Domenico - That means when we are learning something new, we learn a new skill like pitching a ball, for example, or learning a new language, what we are doing, we are not just putting few lines of code somewhere in our brain that will be retrieved, we are reshaping our brain. The connections between all the neurons that will describe and serve that specific purpose, building new connections, that kind of flexibility is fascinating. It's inspiring. That is one of the things that scientists are trying to reproduce: having the machine equivalent, mechanical equivalent of our neurons and our synapses in a single chip. The idea is to focus on connecting them with, in the case of the new supercomputers - they're going to be large - we are talking about hundreds of trillions of connections. That is the power.

James - You've prefaced it there. This field of neuromorphic engineering, neuromorphic computing has reached something of a watershed moment or is going to this year, isn't it? Can you tell me about Deep South and whether this is where neuromorphic computing really starts to kick on now?

Domenico - I think yes. Neuromorphic computing is starting to kick off now in a proper way, in a more disruptive way than it did in the past. It's not a new idea, first of all. Neuroscientists had ideas about how the brain actually works and how important the connections are between neurons and how relevant this intricate network is that can reconfigure for many, many years. The first ideas about neuromorphic computings were in the 80s. Of course, the technology was not good enough to create something that can have the computing power of even a small brain. Today we can. For different reasons; technology miniaturisation, engineering, we can do that. Create something that can mimic the number of neurons and number of connections of our brain. How quickly and efficiently they can reconfigure, they can actually layer things, that's a completely different matter.

Domenico - We don't know yet.

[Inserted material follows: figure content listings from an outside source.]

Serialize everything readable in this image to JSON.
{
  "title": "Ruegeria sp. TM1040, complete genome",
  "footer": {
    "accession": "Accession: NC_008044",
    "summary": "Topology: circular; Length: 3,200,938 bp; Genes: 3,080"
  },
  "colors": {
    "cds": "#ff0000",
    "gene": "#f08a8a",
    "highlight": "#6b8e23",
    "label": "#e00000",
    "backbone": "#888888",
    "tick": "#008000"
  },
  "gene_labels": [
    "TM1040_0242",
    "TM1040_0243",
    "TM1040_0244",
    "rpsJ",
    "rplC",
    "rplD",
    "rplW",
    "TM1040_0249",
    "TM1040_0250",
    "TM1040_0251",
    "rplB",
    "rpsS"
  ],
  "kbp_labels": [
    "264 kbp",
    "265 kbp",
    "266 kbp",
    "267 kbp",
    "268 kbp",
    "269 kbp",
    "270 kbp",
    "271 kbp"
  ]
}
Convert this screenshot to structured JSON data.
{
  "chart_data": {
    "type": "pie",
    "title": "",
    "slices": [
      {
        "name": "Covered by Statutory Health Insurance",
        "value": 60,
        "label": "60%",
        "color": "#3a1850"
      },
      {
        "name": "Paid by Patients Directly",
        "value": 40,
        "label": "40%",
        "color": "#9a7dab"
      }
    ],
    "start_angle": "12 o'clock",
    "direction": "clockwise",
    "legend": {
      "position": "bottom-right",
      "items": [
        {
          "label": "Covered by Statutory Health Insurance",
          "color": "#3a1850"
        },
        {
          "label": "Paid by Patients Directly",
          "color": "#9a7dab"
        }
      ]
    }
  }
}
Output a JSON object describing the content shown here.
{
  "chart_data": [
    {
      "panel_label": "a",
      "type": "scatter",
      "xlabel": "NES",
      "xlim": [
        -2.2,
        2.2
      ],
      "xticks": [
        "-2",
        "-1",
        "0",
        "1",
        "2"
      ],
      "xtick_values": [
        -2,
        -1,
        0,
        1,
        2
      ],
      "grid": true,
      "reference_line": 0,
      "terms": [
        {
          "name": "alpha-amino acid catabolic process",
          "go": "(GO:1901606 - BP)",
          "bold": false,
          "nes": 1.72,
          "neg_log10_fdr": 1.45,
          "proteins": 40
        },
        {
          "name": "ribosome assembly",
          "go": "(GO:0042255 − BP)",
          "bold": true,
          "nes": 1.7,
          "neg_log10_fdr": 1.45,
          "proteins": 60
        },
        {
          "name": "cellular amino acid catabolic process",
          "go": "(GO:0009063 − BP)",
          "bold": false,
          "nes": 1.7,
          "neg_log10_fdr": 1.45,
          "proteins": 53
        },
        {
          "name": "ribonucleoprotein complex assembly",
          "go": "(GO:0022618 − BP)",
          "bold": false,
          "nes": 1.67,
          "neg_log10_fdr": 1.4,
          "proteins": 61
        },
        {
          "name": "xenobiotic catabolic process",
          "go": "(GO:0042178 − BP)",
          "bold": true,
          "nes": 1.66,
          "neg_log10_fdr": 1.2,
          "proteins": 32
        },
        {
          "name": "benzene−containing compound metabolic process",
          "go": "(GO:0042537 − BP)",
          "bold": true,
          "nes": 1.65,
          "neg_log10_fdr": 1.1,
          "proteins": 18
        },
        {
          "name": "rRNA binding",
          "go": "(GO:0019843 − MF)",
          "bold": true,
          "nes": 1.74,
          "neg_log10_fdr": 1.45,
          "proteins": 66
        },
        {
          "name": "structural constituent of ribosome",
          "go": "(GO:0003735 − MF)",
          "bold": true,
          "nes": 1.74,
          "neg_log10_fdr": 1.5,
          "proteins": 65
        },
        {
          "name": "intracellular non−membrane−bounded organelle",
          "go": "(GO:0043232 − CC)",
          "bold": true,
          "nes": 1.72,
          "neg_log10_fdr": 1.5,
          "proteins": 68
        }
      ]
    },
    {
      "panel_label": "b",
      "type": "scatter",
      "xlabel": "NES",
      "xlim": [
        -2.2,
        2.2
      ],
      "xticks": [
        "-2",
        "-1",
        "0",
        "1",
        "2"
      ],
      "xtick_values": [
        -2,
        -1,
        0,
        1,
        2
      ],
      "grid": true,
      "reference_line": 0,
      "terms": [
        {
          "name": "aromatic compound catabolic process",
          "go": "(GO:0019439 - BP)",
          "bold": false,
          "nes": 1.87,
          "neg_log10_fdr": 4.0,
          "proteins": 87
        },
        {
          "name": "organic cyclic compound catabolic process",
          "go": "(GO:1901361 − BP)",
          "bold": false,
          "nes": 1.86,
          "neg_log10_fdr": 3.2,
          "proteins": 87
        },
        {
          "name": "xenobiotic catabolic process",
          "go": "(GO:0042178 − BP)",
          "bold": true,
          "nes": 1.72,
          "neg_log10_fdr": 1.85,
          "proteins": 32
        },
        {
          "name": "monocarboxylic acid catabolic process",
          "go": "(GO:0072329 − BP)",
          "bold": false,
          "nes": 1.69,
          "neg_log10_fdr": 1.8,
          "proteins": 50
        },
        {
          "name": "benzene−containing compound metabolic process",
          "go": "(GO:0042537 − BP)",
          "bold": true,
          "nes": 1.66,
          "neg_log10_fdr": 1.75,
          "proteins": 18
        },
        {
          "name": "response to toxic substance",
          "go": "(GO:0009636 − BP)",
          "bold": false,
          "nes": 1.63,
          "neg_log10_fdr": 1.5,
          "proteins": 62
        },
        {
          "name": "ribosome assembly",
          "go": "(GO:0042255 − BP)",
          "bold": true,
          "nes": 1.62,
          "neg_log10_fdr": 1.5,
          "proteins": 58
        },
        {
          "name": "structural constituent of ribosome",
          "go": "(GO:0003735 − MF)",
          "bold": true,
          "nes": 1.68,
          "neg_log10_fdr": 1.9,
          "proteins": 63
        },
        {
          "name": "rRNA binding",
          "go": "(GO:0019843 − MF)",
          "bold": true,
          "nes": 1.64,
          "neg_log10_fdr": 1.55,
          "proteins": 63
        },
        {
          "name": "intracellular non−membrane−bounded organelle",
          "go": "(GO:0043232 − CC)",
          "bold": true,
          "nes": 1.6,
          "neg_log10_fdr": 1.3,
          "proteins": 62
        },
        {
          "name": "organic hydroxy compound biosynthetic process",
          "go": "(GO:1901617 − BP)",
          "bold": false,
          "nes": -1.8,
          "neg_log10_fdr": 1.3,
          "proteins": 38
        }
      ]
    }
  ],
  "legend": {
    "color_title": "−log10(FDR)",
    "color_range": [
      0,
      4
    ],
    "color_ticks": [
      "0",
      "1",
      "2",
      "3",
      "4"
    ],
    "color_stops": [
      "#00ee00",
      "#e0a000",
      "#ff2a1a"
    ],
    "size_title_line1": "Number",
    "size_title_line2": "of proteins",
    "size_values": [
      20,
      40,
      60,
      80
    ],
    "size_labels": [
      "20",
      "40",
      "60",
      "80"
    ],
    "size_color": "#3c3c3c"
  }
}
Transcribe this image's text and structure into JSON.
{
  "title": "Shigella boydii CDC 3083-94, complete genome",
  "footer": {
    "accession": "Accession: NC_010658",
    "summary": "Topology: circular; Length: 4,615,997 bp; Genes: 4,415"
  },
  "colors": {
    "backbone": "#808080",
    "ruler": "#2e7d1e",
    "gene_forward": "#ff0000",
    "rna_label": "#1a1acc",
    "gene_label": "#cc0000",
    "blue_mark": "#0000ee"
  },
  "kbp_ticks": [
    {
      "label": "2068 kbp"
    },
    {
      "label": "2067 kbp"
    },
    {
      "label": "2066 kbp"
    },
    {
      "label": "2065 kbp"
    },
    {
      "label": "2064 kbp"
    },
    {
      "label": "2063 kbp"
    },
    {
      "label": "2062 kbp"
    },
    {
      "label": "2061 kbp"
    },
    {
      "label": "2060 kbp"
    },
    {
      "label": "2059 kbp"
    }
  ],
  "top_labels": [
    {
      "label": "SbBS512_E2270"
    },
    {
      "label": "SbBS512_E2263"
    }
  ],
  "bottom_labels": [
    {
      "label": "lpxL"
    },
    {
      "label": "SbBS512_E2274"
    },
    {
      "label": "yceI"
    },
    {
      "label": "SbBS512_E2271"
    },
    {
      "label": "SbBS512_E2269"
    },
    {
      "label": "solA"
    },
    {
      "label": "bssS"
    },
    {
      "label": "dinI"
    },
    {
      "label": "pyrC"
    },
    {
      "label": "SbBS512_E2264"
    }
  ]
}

The first one that will have the same scale of our brain is called Deep South and it will be launched, switched on in April, 2024 this year at the University of Sydney. What makes it special compared to its predecessors? What is different is the scale. We are reaching brain scale. It's fascinating to actually have something that, in principle, can emulate with a big...

James - Asterisk.

Domenico - Exactly. Emulate our brain. And what is interesting is that because it's inspired by the same architecture, it means that we can actually run some models on this, not just having more efficient computing. That's one of the aims. So we want to hopefully reduce the power. We want to have more computing power per watts that we're spending, but also this can open a completely new field which is how we can actually understand a bit better the way the brain works, how brain medications work on our brain, what is the best way of alerting something or the best way of treating some neurodegenerative, for example, disease. By knowing how the model that is, in this case, a mechanical electrical model of our brain can respond to the same stimulus.